Paradoxalement, la naloxone n'a jamais été aussi accessible : depuis quelques semaines la molécule peut désormais être prescrite par tous les praticiens et est même achetée sans ordonnance. Mais sous une forme d’administration que les spécialistes ne considèrent pas comme optimale. L’antidote est à prendre par voie intramusculaire, après reconstitution du produit à injecter. Une forme beaucoup moins simple et rapide à utiliser que celle à prendre par voie nasale, qui a pourtant été développée. "Un spray nasal de naloxone existe depuis quelques années, rappelle le Dr Sebbah. Mais le laboratoire n’a pas réussi à faire aboutir les négociations avec l’Etat : à la fin de l’année, il n’y aura plus de contrat d’autorisation de mise sur le marché. »

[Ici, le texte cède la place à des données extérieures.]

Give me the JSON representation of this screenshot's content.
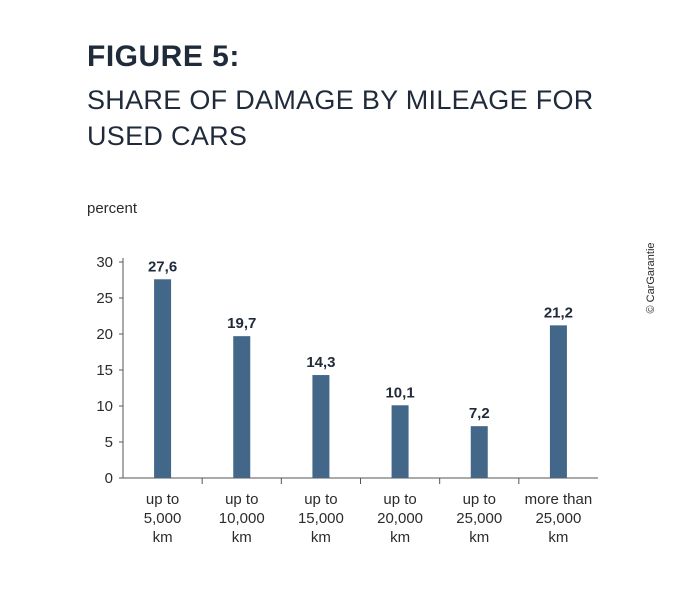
{
  "figure_label": "FIGURE 5:",
  "title_line1": "SHARE OF DAMAGE BY MILEAGE FOR",
  "title_line2": "USED CARS",
  "unit_label": "percent",
  "copyright": "© CarGarantie",
  "bar_color": "#436789",
  "chart_data": {
    "type": "bar",
    "title": "SHARE OF DAMAGE BY MILEAGE FOR USED CARS",
    "ylabel": "percent",
    "xlabel": "",
    "ylim": [
      0,
      30
    ],
    "yticks": [
      0,
      5,
      10,
      15,
      20,
      25,
      30
    ],
    "categories": [
      [
        "up to",
        "5,000",
        "km"
      ],
      [
        "up to",
        "10,000",
        "km"
      ],
      [
        "up to",
        "15,000",
        "km"
      ],
      [
        "up to",
        "20,000",
        "km"
      ],
      [
        "up to",
        "25,000",
        "km"
      ],
      [
        "more than",
        "25,000",
        "km"
      ]
    ],
    "values": [
      27.6,
      19.7,
      14.3,
      10.1,
      7.2,
      21.2
    ],
    "value_labels": [
      "27,6",
      "19,7",
      "14,3",
      "10,1",
      "7,2",
      "21,2"
    ],
    "grid": false,
    "legend": "none"
  }
}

Une information qui ne passe pas

Mais, quelque soit la forme disponible, un problème de taille subsiste : l'absence d'information. "Personne ne sait que la naloxone peut être prescrite par tous les médecins et qu’elle est en accès libre dans les pharmacies", déplore le Dr Sebbah. Et les médecins, hormis les rares qui s’intéressent spécifiquement à l’addictologie, maîtrisent mal ce traitement d’urgence. "Aujourd’hui, si vous interrogez les médecins généralistes, 60% d’entre eux environ disent connaître à peu près la naloxone, mais ne pas savoir s’en servir, rapporte l’urgentiste. "Il n’est pas normal qu’alors que les overdoses les plus fréquentes deviennent les overdoses aux médicaments, qu'il n’y ait pas de diffusion de l’information à l’ensemble des personnes qui utilisent ces médicaments, médecins comme patients." Trois mesures urgentes, pour les signataires de la tribune :  étendre l'accès de la naloxone aux médecins généralistes, les sensibiliser et les former à son usage.

Le signataire de la tribune "militent" même pour que les médecins prescrivant des antalgiques opioïdes ajoutent de la naloxone à l’ordonnance. "Dès le début du traitement ou pas, à tel ou tel type de patients...c’est à réfléchir", ajoute le Dr Sebbah.

Des traitements dangereux encore mal maîtrisés

Si le traitement d’urgence des overdoses est mal connu, les médicaments opiacés eux-mêmes sont encore maniés avec difficulté par les médecins. "Il y a toujours une méconnaissance de l’utilisation de ces molécules, de leur dosage, de leurs effets secondaires et de leur potentiel addictif." Les opiacés restent un vrai sujet de santé publique.